Quand on visite le nouveau musée de Dar Niaba, on a cette impression du “déjà vu”. Le musée est, en effet, une copie collée des autres musées récemment ouverts au sein de l’ancienne Médina de Tanger. Rien de nouveau. Rien de très particulier. Sauf une seule chose: ces tableaux en mosaïque presque “volés” du hall d’un bâtiment de l’avenue Hassan II et accrochés sur les murs de Dar Niaba sentant encore une peinture toute fraîche.
A Dar Niaba, le visiteur doit être amateur de la peinture pour apprécier l’offre, sinon il ne va pas trop aimer. Car le nouveau musée, à part une carrosse et un ou deux objets ne présente que peu d’intérêt. C’est sûrement pour cette raison que les autorités responsables ont préféré le nommer “maison de l’artiste”. En faire au fond une galerie d’art parmi d’autres. Une galerie/musée.
Car un musée a aussi pour mission de raconter une partie de l’histoire de la ville où il se trouve. Et précisément, Dar Niaba, à elle seule, est longue histoire à raconter et à protéger.
Voici, pour les responsables qui gèrent les affaires culturelles de Tanger sans bien connaître l’importance de son passé, un aperçu relatif à l’histoire de ce bâtiment. Une histoire qui mérite la lecture et la réflexion.
«A partir de 1850, Tanger reçoit de plus en plus d’étrangers: britanniques, espagnols, français, portugais, italiens…
Le Makhzen, éprouvant le besoin de contrôler l’arrivée des délégations étrangères à Tanger, y établit en 1851, Dar Niaba dans la rue des Syaghine qui devient alors un rouage essentiel de la diplomatie marocaine.

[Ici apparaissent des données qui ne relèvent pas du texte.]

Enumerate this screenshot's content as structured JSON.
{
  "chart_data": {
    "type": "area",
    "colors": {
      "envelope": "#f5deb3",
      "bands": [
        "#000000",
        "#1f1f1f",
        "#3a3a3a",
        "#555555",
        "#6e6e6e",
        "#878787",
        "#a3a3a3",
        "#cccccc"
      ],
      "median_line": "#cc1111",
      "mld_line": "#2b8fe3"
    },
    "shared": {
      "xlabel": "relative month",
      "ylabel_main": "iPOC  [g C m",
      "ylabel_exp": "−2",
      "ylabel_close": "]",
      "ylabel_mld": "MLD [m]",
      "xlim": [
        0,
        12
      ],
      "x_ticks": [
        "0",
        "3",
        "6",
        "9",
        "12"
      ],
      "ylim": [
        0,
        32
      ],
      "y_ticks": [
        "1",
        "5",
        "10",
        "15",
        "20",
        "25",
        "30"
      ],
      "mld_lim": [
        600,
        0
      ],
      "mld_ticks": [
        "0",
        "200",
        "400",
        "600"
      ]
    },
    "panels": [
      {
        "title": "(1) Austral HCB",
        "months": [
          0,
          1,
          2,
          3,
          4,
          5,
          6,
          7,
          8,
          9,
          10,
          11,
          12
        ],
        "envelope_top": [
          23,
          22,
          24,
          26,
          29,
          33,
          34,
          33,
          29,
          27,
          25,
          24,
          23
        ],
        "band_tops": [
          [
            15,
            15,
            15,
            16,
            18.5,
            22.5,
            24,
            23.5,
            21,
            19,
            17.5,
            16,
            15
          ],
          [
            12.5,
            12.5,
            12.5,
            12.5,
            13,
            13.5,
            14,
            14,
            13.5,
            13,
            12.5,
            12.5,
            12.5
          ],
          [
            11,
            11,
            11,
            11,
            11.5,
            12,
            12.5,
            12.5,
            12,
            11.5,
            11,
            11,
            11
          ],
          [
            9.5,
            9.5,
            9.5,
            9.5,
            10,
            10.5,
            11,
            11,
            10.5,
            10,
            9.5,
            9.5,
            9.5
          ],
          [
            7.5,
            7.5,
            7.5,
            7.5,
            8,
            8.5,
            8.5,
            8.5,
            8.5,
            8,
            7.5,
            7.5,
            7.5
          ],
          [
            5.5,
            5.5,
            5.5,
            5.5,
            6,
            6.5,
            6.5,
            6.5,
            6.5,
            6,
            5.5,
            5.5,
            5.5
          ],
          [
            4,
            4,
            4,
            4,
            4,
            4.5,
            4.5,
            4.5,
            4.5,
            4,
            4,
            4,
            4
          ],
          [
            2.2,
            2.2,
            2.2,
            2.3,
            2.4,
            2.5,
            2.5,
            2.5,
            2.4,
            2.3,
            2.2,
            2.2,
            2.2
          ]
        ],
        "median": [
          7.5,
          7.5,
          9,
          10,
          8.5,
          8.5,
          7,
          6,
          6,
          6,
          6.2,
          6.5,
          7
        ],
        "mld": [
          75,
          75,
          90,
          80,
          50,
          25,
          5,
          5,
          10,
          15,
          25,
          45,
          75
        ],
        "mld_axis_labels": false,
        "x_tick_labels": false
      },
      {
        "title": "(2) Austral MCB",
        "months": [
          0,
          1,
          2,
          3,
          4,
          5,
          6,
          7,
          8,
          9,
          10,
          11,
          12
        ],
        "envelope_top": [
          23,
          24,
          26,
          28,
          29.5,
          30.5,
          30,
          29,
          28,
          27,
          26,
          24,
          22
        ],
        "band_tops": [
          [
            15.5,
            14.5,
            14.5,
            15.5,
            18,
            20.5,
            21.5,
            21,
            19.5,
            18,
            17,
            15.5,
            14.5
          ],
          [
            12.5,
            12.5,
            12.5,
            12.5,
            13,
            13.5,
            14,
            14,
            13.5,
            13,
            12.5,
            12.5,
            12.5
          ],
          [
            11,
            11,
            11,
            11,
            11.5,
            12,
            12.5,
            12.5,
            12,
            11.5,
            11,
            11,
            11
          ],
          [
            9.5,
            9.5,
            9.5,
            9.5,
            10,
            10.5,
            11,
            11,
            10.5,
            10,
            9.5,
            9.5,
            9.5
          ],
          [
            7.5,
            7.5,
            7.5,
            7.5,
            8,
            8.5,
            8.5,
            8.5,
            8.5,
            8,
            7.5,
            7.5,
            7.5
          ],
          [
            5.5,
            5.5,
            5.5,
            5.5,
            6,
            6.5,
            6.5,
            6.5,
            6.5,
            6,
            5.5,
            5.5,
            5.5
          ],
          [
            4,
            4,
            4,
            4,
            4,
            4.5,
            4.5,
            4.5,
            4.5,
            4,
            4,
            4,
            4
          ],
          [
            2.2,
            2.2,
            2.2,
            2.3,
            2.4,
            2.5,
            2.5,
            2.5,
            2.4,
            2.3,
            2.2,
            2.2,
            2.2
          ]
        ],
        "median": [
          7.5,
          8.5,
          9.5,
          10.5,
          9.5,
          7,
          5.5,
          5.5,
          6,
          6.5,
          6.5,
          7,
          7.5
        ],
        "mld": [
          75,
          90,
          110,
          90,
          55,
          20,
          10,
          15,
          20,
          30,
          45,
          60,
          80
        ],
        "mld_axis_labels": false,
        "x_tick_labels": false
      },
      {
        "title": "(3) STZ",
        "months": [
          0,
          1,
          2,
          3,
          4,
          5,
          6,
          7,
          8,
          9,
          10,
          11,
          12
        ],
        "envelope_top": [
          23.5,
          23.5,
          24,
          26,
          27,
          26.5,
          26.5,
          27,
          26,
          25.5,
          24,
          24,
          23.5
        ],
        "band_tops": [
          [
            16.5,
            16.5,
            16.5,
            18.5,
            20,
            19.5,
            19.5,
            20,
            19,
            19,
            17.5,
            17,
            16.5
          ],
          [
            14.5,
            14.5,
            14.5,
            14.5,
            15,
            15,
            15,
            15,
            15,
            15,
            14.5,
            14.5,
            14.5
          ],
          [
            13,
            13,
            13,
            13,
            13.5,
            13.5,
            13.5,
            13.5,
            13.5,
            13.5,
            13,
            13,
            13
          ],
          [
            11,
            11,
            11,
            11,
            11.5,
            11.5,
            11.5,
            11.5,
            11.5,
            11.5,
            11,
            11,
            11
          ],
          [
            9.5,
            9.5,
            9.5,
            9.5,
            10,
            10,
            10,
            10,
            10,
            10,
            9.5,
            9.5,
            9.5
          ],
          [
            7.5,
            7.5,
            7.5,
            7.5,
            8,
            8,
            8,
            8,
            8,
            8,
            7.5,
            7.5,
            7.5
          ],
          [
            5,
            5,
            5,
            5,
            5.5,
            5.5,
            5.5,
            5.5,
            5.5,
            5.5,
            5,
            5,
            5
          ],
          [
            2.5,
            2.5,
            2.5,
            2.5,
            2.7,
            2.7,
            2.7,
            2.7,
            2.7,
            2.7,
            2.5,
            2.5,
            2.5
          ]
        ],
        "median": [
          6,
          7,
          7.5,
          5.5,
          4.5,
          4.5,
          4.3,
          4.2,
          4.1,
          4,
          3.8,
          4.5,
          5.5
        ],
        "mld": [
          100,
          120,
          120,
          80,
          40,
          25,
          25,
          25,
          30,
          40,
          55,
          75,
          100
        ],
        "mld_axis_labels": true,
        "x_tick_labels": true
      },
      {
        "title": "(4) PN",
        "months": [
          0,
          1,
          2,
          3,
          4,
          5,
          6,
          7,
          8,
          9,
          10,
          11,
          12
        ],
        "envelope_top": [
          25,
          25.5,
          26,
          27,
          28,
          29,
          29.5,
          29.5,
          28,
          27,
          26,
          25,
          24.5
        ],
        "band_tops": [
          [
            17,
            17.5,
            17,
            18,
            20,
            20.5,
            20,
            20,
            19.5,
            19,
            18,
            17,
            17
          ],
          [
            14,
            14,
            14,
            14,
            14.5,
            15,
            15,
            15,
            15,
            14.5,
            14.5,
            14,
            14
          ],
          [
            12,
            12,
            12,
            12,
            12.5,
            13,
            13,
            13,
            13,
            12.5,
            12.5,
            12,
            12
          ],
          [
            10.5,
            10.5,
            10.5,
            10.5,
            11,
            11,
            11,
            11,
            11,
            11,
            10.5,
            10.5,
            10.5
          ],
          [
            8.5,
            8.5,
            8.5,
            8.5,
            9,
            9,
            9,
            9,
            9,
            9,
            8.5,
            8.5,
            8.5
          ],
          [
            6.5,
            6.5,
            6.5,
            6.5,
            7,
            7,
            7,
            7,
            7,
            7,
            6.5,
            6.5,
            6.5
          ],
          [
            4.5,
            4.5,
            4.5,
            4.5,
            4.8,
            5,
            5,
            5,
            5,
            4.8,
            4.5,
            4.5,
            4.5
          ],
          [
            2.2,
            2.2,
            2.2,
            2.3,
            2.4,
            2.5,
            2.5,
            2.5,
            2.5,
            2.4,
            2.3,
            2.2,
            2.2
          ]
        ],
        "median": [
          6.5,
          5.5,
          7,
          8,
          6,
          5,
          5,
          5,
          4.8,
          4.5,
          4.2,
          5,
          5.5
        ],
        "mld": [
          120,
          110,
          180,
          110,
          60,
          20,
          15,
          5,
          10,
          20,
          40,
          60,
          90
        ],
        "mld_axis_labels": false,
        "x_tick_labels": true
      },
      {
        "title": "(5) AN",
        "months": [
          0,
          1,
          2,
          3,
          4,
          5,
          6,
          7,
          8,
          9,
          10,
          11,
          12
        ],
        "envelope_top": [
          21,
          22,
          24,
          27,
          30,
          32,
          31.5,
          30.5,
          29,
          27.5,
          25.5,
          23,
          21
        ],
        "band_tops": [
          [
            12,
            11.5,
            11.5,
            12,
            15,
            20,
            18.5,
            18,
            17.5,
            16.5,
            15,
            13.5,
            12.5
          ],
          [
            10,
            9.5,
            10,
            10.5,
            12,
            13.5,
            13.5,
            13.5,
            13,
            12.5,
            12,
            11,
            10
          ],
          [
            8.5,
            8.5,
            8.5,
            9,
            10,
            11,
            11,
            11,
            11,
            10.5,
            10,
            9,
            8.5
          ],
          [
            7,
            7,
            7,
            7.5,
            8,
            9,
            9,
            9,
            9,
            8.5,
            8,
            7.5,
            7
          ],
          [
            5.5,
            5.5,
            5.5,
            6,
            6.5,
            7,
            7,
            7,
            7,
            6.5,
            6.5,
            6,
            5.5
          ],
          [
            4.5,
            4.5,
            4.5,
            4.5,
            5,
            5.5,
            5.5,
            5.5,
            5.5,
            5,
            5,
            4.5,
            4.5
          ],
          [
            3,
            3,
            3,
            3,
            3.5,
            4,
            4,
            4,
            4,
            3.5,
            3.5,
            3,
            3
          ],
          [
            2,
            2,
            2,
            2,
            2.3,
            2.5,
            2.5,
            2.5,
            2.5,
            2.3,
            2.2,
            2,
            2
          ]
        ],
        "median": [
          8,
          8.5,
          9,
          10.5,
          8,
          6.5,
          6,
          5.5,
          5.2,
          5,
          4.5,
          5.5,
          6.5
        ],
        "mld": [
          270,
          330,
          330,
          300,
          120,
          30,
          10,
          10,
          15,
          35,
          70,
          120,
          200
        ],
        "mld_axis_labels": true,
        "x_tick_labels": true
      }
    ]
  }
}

Le Mendoub représentait le Sultan dans la ville et constituait l’interlocuteur principal des consuls des grandes puissances européennes. En 1856, un important traité anglo-marocain de libre échange commercial est signé. Les britanniques créent un service postal en 1857, imités ensuite par les français et les espagnols. Une liaison télégraphique est également établie avec Gibraltar, Ceuta et Algésiras.
Pour la première fois dans l’histoire du pays, Moulay Abderrahmane décide de déléguer la gestion des Affaires étrangères à un na’ib (représentant) du sultan qui résiderait, non dans la capitale, Fès, mais à Tanger où se trouvent les représentations diplomatiques et consulaires des puissances européennes. Choix judicieux car, au lieu d’attendre que ces puissances demandent l’ouverture d’ambassades ou consulats dans la capitale du pays -une éventualité qui serait fâcheuse à plus d’un titre-, le sultan décide de devancer l’évolution des choses en cantonnant l’activité diplomatique, et les affaires des ajnas en général, dans un port du nord, loin du siège du gouvernement.
En 1848, le premier na’ib nommé, Bouselham Aztut, est encore gouverneur de Larache et des provinces méridionales. Mais, à partir de 1854, Mohammed Al Khatib se consacre exclusivement aux Affaires étrangères. Désormais, la «Dar al niaba al sa’ida» s’installe à Tanger, et jusqu’à l’établissement du protectorat en 1912, aura le monopole des relations avec les puissances étrangères.
Certains historiens ont voulu voir dans la création de cette institution un acte audacieux de la part du sultan et une volonté de réformer le Makhzen en le dotant d’un appareil moderne pour la gestion des Affaires étrangères».
Le musée de Dar Niaba aurait été plus intéressant s’il était utilisé pour raconter cette partie de l’histoire de Tanger. Ces événements qui y ont eu lieu durant cette époque et bien d’autres évènements qui se sont déroulés à Syaghine, la première rue diplomatique de Tanger.
Mais il est clair que personne ne veut valoriser cette importante histoire. L’objectif étant d’effacer la mémoire de la ville.